NATO tembak mati pejuang Taliban

Jenderal John Allen Hak atas foto Getty
Image caption Jenderal John Allen mengatakan pihaknya akan terus memburu musuh

Pasukan internasional yang dipimpin NATO di Afghanistan mengatakan mereka menewaskan seorang pejuang Taliban yang menembak jatuh helikopter Amerika Serikat minggu lalu, menewaskan 38 orang.

Mereka mengatakan serangan udara itu juga menewaskan seorang pemimpin Taliban, Mullah Mohibullah dan beberapa pejuang lain yang mencoba melarikan diri dari Afghanistan.

Jenderal John Allen, komandan pasukan Amerika Serikat di Afghanistan, mengatakan mereka yang bertanggung jawab atas jatuhnya helikopter Chinook, menjadi sasaran serangan udara.

Taliban mengatakan mereka menembak jatuh helikopter Chinook. NATO tidak memastikan kejadian itu namun mengatakan pejuang yang tewas terkait dengan helikopter yang ditembak hari Sabtu di propinsi Wardak, di barat Kabul.

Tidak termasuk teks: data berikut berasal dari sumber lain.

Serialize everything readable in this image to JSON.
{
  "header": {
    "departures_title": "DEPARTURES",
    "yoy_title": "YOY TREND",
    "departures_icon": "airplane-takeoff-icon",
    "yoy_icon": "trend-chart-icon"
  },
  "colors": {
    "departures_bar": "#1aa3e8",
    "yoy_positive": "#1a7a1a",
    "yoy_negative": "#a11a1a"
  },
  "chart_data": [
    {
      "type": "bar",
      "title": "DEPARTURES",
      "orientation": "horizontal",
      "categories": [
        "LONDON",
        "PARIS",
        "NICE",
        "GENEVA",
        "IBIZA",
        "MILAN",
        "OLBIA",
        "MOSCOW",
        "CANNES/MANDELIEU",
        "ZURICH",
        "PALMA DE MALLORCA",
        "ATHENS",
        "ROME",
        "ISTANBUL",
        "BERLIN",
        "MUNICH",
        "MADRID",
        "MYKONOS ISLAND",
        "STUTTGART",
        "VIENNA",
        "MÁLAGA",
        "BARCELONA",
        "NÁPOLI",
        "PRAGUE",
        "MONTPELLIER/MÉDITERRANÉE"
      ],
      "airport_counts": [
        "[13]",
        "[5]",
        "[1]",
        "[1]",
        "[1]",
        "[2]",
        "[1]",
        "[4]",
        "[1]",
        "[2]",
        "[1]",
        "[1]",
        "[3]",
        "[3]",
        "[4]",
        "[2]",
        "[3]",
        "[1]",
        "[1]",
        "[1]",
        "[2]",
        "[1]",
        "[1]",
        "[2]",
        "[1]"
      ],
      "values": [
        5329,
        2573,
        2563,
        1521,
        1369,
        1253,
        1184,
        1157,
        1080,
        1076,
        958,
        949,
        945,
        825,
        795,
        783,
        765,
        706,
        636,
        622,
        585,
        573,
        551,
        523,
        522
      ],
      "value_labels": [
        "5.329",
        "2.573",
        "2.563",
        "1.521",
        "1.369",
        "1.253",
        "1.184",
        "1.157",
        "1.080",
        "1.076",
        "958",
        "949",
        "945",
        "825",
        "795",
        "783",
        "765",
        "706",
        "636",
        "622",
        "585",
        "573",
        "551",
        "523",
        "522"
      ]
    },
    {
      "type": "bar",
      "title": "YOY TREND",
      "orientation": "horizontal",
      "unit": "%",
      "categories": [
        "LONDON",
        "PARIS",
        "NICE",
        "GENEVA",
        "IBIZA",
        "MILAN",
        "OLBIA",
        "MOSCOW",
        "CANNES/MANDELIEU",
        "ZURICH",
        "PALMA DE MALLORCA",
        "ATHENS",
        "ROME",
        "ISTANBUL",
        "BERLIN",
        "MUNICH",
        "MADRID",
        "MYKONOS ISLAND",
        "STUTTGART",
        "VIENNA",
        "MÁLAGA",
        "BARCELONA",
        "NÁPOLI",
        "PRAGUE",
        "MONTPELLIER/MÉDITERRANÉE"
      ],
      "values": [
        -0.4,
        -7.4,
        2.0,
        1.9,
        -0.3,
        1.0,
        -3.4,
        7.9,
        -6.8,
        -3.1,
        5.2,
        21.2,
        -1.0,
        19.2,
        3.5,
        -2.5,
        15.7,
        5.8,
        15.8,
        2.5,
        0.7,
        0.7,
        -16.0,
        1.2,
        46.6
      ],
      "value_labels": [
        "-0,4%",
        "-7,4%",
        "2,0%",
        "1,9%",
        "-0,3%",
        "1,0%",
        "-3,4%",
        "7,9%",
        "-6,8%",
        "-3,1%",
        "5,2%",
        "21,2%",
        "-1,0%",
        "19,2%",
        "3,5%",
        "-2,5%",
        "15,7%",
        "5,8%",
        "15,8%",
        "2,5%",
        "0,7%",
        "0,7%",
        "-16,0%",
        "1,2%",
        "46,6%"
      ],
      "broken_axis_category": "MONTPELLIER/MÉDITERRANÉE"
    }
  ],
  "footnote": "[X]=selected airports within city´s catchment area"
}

Sebagian besar korban itu adalah anggota Seal Team Six, pasukan elit khusus yang anggotanya turut serta dalam penyerangan bulan Mei lalu di Pakistan yang menewaskan pemimpin al-Qaida Osama bin Laden.

Korban tewas termasuk seorang komandan Afghanistan, seorang penterjemah, personil Angkatan Udara Amerika dan awak Chinook.

Jenderal Allen mengatakan setelah jatuhnya Chinook, pasukan internasional segera mencari tahu tempat persembunyian para pejuang dan segera memburu mereka.

Pemulangan jenazah korban Chinook

Helikopter Chinook itu dikerahkan untuk memburu pejuang yang melarikan diri menyusul serangan darat, tambahnya.

Namun kelompok pejuang menembak helikopetr dengan granat berpeluncur roket, kata Jenderal Allen.

Pasukan Amerika segera memburu mereka dengan pesawat F-16 dalam serangan udara hari Senin.

Presiden Barack Obama, didampingi Menteri Pertahanan Leon Panetta, hari Selasa (09/08) mengunjungi pangkalan udara di Delaware, tempat pemulangan jenazah 30 tentara yang tewas dalam kecelakaan itu.

Amerika Serikat menggantungkan pada pasukan khusus dalam perang di Afghanistan, dengan melakukan serangan malam memburu pemimpin kelompok pejuang dan melanjutkan operasi pengintaian.

Saat ini terdapat sekitar 140.000 tentara asing di Afghanistan, sekitar 100.000 di antaranya adalah tentara Amerika.

Tentara asing ini juga melatih pasukan lokal untuk mengambil alih keamanan.